Streamline Medicare: The President's budget will reduce the Medicare program by $12.2 billion in FY 2009 and $178 billion over five years. The good news is that Medicare beneficiaries' premiums will be reduced by $6.2 billion over five years.

Modernize Medicaid: The President's budget continues the changes made in the Deficit Reduction Act (DRA) to modernize the financing, benefit structure and infrastructure of Medicaid. According to the President's budget, it will continue these policies to restrain growth rates and promote the long-term viability of the Medicaid program.

Help struggling and charter schools: The President calls for $14.3 billion for Title 1 schools, which are those with high concentrations of disadvantaged students as determined by eligibility for free and reduced lunches. This amount is a 63-percent increase since 2001. For charter schools, the President proposes $25 million in Federal grants, which is a 12-percent increase toward providing additional, quality options for parents and students in Utah.

Improve child literacy: The President calls for $1 billion in effective, research-based literacy instruction through Reading First, intended to ensure that every child can read at grade-level by third grade, a goal of Utah educators for years. The budget calls for $491 million for School Improvement Grants to help turn around schools in need of improvement.

Boost Utah's contribution to space exploration: The budget allocates $1 billion for the continued development of the Ares I Crew Launch Vehicle. Space aeronautics company ATK, with facilities in Utah, is responsible for the first stage of this rocket.

Hatch is extremely concerned about the Administration's flat funding of the Payment in Lieu of Taxes (PILT) program, which compensates states, like Utah, with large chunks of federally-held lands that yield no property tax for schools. The administration requests $195 million for PILT, which is well below the $232 million appropriation that Congress made for PILT last year. Hatch has always been dedicated to the PILT program and will fight to make sure Utah gets its fair share of federal dollars for education.

The Administration proposes an almost 25 percent cut in funds for the Community Development Block Grant (CDBG) program. The rationale is that the program is "not well-targeted to the neediest communities and its results have not been adequately demonstrated." Hatch supports the necessary fiscal restraint of the budget proposal, but is concerned that cutting support for the CDBG program may harm critical community development in Utah that could otherwise be leveraged by this funding.

While the President is continuing his goal to balance the federal budget by 2012, he also has his eye on keeping the economy afloat in the short term.

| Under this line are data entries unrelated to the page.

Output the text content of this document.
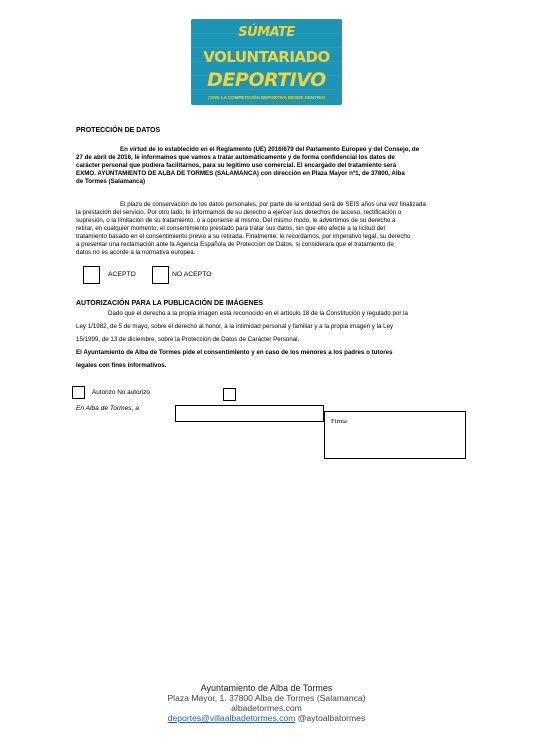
SÚMATE
VOLUNTARIADO
DEPORTIVO
¡VIVE LA COMPETICIÓN DEPORTIVA DESDE DENTRO!
PROTECCIÓN DE DATOS
En virtud de lo establecido en el Reglamento (UE) 2016/679 del Parlamento Europeo y del Consejo, de
27 de abril de 2016, le informamos que vamos a tratar automáticamente y de forma confidencial los datos de
carácter personal que pudiera facilitarnos, para su legítimo uso comercial. El encargado del tratamiento será
EXMO. AYUNTAMIENTO DE ALBA DE TORMES (SALAMANCA) con dirección en Plaza Mayor nº1, de 37800, Alba
de Tormes (Salamanca)
El plazo de conservación de los datos personales, por parte de la entidad será de SEIS años una vez finalizada
la prestación del servicio. Por otro lado, le informamos de su derecho a ejercer sus derechos de acceso, rectificación o
supresión, o la limitación de su tratamiento, o a oponerse al mismo. Del mismo modo, le advertimos de su derecho a
retirar, en cualquier momento, el consentimiento prestado para tratar sus datos, sin que ello afecte a la licitud del
tratamiento basado en el consentimiento previo a su retirada. Finalmente, le recordamos, por imperativo legal, su derecho
a presentar una reclamación ante la Agencia Española de Protección de Datos, si considerara que el tratamiento de
datos no es acorde a la normativa europea.
ACEPTO	NO ACEPTO
AUTORIZACIÓN PARA LA PUBLICACIÓN DE IMÁGENES
Dado que el derecho a la propia imagen está reconocido en el artículo 18 de la Constitución y regulado por la
Ley 1/1982, de 5 de mayo, sobre el derecho al honor, a la intimidad personal y familiar y a la propia imagen y la Ley
15/1999, de 13 de diciembre, sobre la Protección de Datos de Carácter Personal.
El Ayuntamiento de Alba de Tormes pide el consentimiento y en caso de los menores a los padres o tutores
legales con fines informativos.
Autorizo No autorizo
En Alba de Tormes, a
Firma
Ayuntamiento de Alba de Tormes
Plaza Mayor, 1. 37800 Alba de Tormes (Salamanca)
albadetormes.com
deportes@villaalbadetormes.com @aytoalbatormes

"In the short-term, the President's budget reemphasizes the importance of Congress very quickly sending him a short-term economic stimulus package," Hatch said. "While the bill passed by the House last week is far from perfect, it was approved very quickly, it is targeted, it is bipartisan, and I believe it will be effective. I agree with the President that we cannot let this important legislation get bogged down by adding extra spending or other ideas that may not be as effective in stimulating the economy. The good news is that the Senate voted today to proceed to the House bill."